🤖 AI Summary
This work addresses the challenge of sparse credit assignment in multi-step visual reasoning, where reliance solely on terminal rewards weakens the association between visual evidence and intermediate reasoning steps, leading to optimization instability and visual hallucinations. To mitigate this, the authors propose a differential feedback mechanism that automatically corrects erroneous reasoning trajectories by generating token- or step-level supervision masks, precisely identifying locations requiring refinement. This approach achieves process-level visual alignment without requiring human-annotated fine-grained supervision. Seamlessly integrable into GRPO-style reinforcement learning frameworks, it establishes the first method to enable process-level multimodal supervision under minimal human annotation, significantly enhancing consistency between reasoning and visual grounding. Evaluated on benchmarks such as MMMStar and MathVista, the method yields an average performance gain of 3% over baselines under identical computational budgets.
📝 Abstract
Vision--language models (VLMs) are increasingly aligned via Group Relative Policy Optimization (GRPO)-style training. However, relying solely on terminal outcome rewards yields sparse credit assignment in multi-step reasoning, weakening the linkage between visual evidence and intermediate steps and often causing unstable optimization and visual hallucinations. We propose Differential Feedback, which automatically constructs token/step-level supervision masks by repairing erroneous reasoning trajectories, explicitly marking the key positions that require correction.
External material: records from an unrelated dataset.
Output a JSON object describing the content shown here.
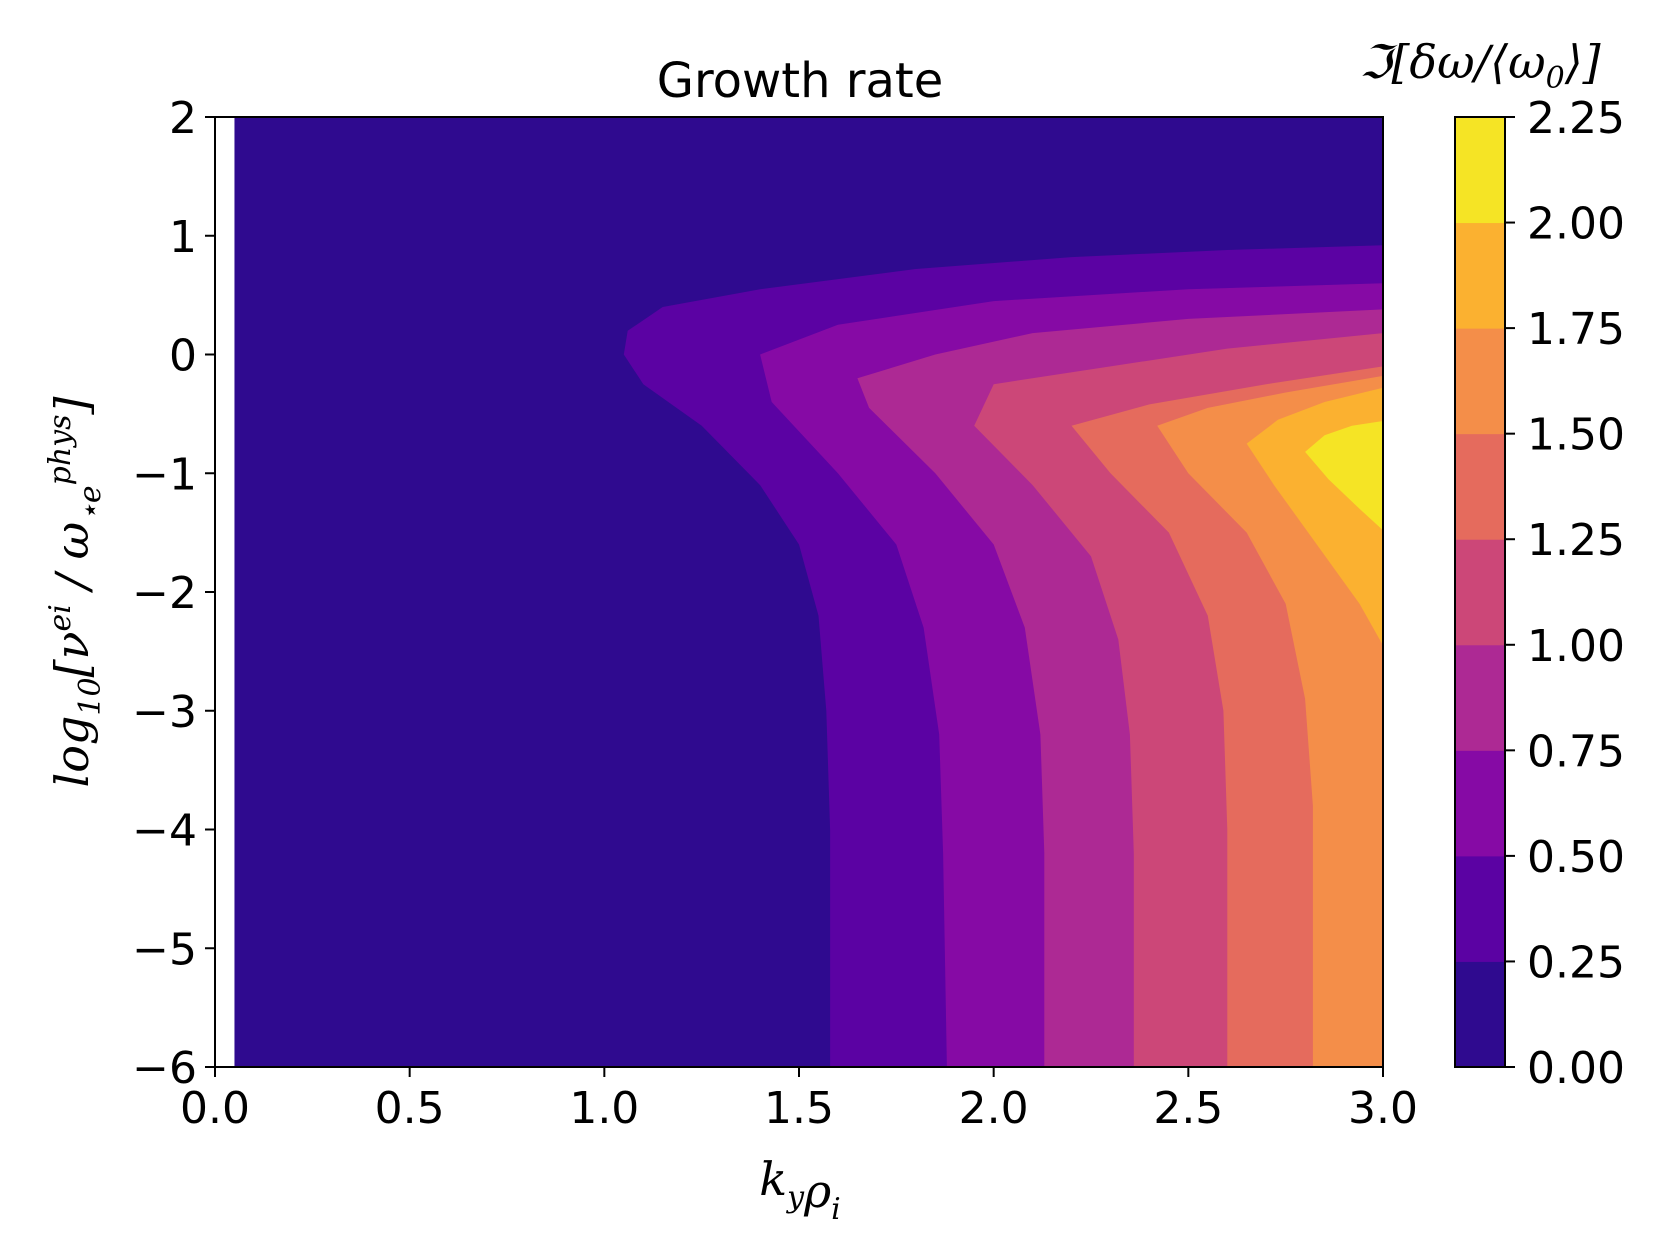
{
  "chart_data": {
    "type": "heatmap",
    "subtype": "filled-contour",
    "title": "Growth rate",
    "xlabel": "k_y ρ_i",
    "ylabel": "log_10[ν^ei / ω_⋆e^phys]",
    "colorbar_label": "ℑ[δω/⟨ω_0⟩]",
    "colormap": "plasma",
    "xlim": [
      0.0,
      3.0
    ],
    "ylim": [
      -6,
      2
    ],
    "x_ticks": [
      "0.0",
      "0.5",
      "1.0",
      "1.5",
      "2.0",
      "2.5",
      "3.0"
    ],
    "y_ticks": [
      "−6",
      "−5",
      "−4",
      "−3",
      "−2",
      "−1",
      "0",
      "1",
      "2"
    ],
    "levels": [
      0.0,
      0.25,
      0.5,
      0.75,
      1.0,
      1.25,
      1.5,
      1.75,
      2.0,
      2.25
    ],
    "level_labels": [
      "0.00",
      "0.25",
      "0.50",
      "0.75",
      "1.00",
      "1.25",
      "1.50",
      "1.75",
      "2.00",
      "2.25"
    ],
    "level_colors": [
      "#2f0a8f",
      "#5b02a3",
      "#860aa5",
      "#ad2994",
      "#cc4778",
      "#e56b5d",
      "#f48e49",
      "#fbb130",
      "#f5e425"
    ],
    "data_x_range": [
      0.05,
      3.0
    ],
    "contour_boundaries": [
      {
        "level": 0.25,
        "points": [
          [
            3.0,
            0.92
          ],
          [
            2.6,
            0.88
          ],
          [
            2.2,
            0.82
          ],
          [
            1.8,
            0.72
          ],
          [
            1.4,
            0.55
          ],
          [
            1.15,
            0.4
          ],
          [
            1.06,
            0.2
          ],
          [
            1.05,
            0.0
          ],
          [
            1.1,
            -0.25
          ],
          [
            1.25,
            -0.6
          ],
          [
            1.4,
            -1.1
          ],
          [
            1.5,
            -1.6
          ],
          [
            1.55,
            -2.2
          ],
          [
            1.57,
            -3.0
          ],
          [
            1.58,
            -4.0
          ],
          [
            1.58,
            -6.0
          ]
        ]
      },
      {
        "level": 0.5,
        "points": [
          [
            3.0,
            0.6
          ],
          [
            2.5,
            0.55
          ],
          [
            2.0,
            0.45
          ],
          [
            1.6,
            0.25
          ],
          [
            1.4,
            0.0
          ],
          [
            1.43,
            -0.4
          ],
          [
            1.6,
            -1.0
          ],
          [
            1.75,
            -1.6
          ],
          [
            1.82,
            -2.3
          ],
          [
            1.86,
            -3.2
          ],
          [
            1.87,
            -4.2
          ],
          [
            1.88,
            -6.0
          ]
        ]
      },
      {
        "level": 0.75,
        "points": [
          [
            3.0,
            0.38
          ],
          [
            2.5,
            0.3
          ],
          [
            2.1,
            0.18
          ],
          [
            1.85,
            0.0
          ],
          [
            1.65,
            -0.2
          ],
          [
            1.68,
            -0.45
          ],
          [
            1.85,
            -1.0
          ],
          [
            2.0,
            -1.6
          ],
          [
            2.08,
            -2.3
          ],
          [
            2.12,
            -3.2
          ],
          [
            2.13,
            -4.2
          ],
          [
            2.13,
            -6.0
          ]
        ]
      },
      {
        "level": 1.0,
        "points": [
          [
            3.0,
            0.18
          ],
          [
            2.6,
            0.05
          ],
          [
            2.3,
            -0.1
          ],
          [
            2.0,
            -0.25
          ],
          [
            1.95,
            -0.6
          ],
          [
            2.1,
            -1.1
          ],
          [
            2.25,
            -1.7
          ],
          [
            2.32,
            -2.4
          ],
          [
            2.35,
            -3.2
          ],
          [
            2.36,
            -4.2
          ],
          [
            2.36,
            -6.0
          ]
        ]
      },
      {
        "level": 1.25,
        "points": [
          [
            3.0,
            -0.1
          ],
          [
            2.7,
            -0.25
          ],
          [
            2.4,
            -0.42
          ],
          [
            2.2,
            -0.6
          ],
          [
            2.3,
            -1.0
          ],
          [
            2.45,
            -1.5
          ],
          [
            2.55,
            -2.2
          ],
          [
            2.59,
            -3.0
          ],
          [
            2.6,
            -4.0
          ],
          [
            2.6,
            -6.0
          ]
        ]
      },
      {
        "level": 1.5,
        "points": [
          [
            3.0,
            -0.18
          ],
          [
            2.75,
            -0.32
          ],
          [
            2.55,
            -0.45
          ],
          [
            2.42,
            -0.6
          ],
          [
            2.5,
            -1.0
          ],
          [
            2.65,
            -1.5
          ],
          [
            2.75,
            -2.1
          ],
          [
            2.8,
            -2.9
          ],
          [
            2.82,
            -3.8
          ],
          [
            2.82,
            -6.0
          ]
        ]
      },
      {
        "level": 1.75,
        "points": [
          [
            3.0,
            -0.28
          ],
          [
            2.85,
            -0.4
          ],
          [
            2.73,
            -0.55
          ],
          [
            2.65,
            -0.75
          ],
          [
            2.72,
            -1.1
          ],
          [
            2.83,
            -1.6
          ],
          [
            2.94,
            -2.1
          ],
          [
            3.0,
            -2.45
          ]
        ]
      },
      {
        "level": 2.0,
        "points": [
          [
            3.0,
            -0.56
          ],
          [
            2.92,
            -0.6
          ],
          [
            2.85,
            -0.68
          ],
          [
            2.8,
            -0.82
          ],
          [
            2.86,
            -1.05
          ],
          [
            2.94,
            -1.3
          ],
          [
            3.0,
            -1.48
          ]
        ]
      }
    ],
    "grid": false,
    "legend": "colorbar-right"
  }
}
Without costly large-scale step-by-step human annotations, our method enables process-level visual alignment and can be seamlessly integrated into existing GRPO-like frameworks. Experiments on multimodal reasoning benchmarks including MMMStar and MathVista show an average 3% improvement under matched compute budgets. Our approach offers an effective, low-cost solution for accurate vision--reasoning process alignment.